When an atheist biologist insists on taking God out of science, he is not making a personal stance against religion or God. He is stating something that should be obvious: An untestable, unproveable, unseeable hypothesis is not science and should not be included in the discussion of natural phenomenon. One can be a scientist and believe in God, there is no question of that. But one cannot take God and use him (it) as an explanation for nature and call that science, no matter what the topic.

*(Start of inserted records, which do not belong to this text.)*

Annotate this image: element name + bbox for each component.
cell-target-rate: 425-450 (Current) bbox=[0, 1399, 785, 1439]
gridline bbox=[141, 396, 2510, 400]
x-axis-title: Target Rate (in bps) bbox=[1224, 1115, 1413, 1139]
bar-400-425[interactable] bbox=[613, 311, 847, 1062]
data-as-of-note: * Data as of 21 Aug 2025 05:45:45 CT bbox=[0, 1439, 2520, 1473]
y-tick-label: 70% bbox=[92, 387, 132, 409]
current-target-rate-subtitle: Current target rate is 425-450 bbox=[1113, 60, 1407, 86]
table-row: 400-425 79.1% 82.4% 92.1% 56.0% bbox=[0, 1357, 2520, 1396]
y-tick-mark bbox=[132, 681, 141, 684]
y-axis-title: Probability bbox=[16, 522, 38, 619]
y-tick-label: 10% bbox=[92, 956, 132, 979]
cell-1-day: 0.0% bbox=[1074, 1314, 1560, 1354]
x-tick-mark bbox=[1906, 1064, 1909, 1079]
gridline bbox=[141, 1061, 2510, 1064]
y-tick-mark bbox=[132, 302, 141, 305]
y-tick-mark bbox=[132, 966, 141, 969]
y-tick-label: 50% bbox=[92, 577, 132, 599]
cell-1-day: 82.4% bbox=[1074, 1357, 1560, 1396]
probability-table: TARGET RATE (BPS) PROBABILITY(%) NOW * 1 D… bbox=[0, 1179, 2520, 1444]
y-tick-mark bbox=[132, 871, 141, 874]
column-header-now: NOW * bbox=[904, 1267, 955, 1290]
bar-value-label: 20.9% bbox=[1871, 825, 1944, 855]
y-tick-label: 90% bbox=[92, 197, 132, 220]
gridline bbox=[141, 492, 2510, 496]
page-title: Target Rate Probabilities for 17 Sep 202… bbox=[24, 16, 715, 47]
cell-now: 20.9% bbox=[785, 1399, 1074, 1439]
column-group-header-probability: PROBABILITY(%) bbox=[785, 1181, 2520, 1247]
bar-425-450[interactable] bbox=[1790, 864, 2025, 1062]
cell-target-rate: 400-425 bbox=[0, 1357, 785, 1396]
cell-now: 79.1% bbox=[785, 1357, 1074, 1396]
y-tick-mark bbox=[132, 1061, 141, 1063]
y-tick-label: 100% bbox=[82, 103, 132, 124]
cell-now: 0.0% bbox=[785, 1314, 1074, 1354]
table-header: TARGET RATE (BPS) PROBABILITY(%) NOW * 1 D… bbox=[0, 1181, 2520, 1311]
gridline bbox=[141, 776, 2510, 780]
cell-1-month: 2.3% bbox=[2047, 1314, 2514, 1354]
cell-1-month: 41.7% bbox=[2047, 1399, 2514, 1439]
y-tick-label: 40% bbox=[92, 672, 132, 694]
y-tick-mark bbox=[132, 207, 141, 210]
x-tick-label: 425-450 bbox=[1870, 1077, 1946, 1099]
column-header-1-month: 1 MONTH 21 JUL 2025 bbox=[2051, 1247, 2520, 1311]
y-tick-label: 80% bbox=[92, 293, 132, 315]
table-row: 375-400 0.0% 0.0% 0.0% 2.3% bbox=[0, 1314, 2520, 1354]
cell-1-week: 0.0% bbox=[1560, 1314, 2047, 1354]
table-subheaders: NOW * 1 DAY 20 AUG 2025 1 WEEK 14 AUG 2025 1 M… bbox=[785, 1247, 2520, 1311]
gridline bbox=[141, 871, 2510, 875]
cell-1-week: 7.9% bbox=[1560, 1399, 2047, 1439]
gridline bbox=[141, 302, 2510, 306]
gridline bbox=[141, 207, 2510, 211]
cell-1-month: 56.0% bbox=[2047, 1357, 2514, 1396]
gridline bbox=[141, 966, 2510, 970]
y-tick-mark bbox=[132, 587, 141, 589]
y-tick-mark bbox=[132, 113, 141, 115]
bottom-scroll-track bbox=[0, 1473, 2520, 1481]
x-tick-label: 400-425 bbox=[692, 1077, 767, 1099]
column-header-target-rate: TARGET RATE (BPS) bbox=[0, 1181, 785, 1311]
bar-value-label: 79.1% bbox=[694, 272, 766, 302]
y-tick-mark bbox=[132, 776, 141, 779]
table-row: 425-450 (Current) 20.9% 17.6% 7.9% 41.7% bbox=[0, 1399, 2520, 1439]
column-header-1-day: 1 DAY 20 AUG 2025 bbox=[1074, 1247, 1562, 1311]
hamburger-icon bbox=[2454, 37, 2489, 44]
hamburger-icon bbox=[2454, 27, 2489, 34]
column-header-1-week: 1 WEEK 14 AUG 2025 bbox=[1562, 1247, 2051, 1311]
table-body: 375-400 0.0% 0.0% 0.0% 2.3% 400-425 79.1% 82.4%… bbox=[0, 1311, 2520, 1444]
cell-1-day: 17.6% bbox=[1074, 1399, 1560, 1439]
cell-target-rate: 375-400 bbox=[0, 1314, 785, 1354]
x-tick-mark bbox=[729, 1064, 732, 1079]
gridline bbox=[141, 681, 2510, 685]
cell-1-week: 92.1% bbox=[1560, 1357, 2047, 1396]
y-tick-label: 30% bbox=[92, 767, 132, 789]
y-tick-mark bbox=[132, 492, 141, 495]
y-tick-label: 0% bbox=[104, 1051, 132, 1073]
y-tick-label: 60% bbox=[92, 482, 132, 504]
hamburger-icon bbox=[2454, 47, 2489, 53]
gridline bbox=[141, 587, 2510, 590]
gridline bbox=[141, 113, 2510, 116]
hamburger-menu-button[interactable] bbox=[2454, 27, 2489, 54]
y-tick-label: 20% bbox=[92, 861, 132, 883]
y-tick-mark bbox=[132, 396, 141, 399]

Wright is making this very mistake when he posits that morality may come from God (his version of God, not necessarily the traditionally understood view of God), because he is discounting knowledge that we may obtain in the future. Atheists are often accused of acting like we know everything, but we freely admit a dearth of knowledge about countless subjects. We do not assume that what we do not know can be simply answered by “There is no God”. Creationists, Theologians and, apparently, Wright, would claim on the other hand that “There is a God” is a suitable answer, not just for personal belief but for scientific inquiry.
This is why there can be no easy concessions between Creationists and Scientists. Creationists will never agree to the kind of amorphous, meaningless definition of God that Wright prescribes to (amazingly, making the intangible even more intangible), and true scientists will never allow “We do not know” to be amended by “God must have done it.”
Is there a purpose in this world? Does the force behind evolution have a purpose for us humans? If so, is that force God? These are fine questions for someone to ask, even a scientist, just don’t call it science.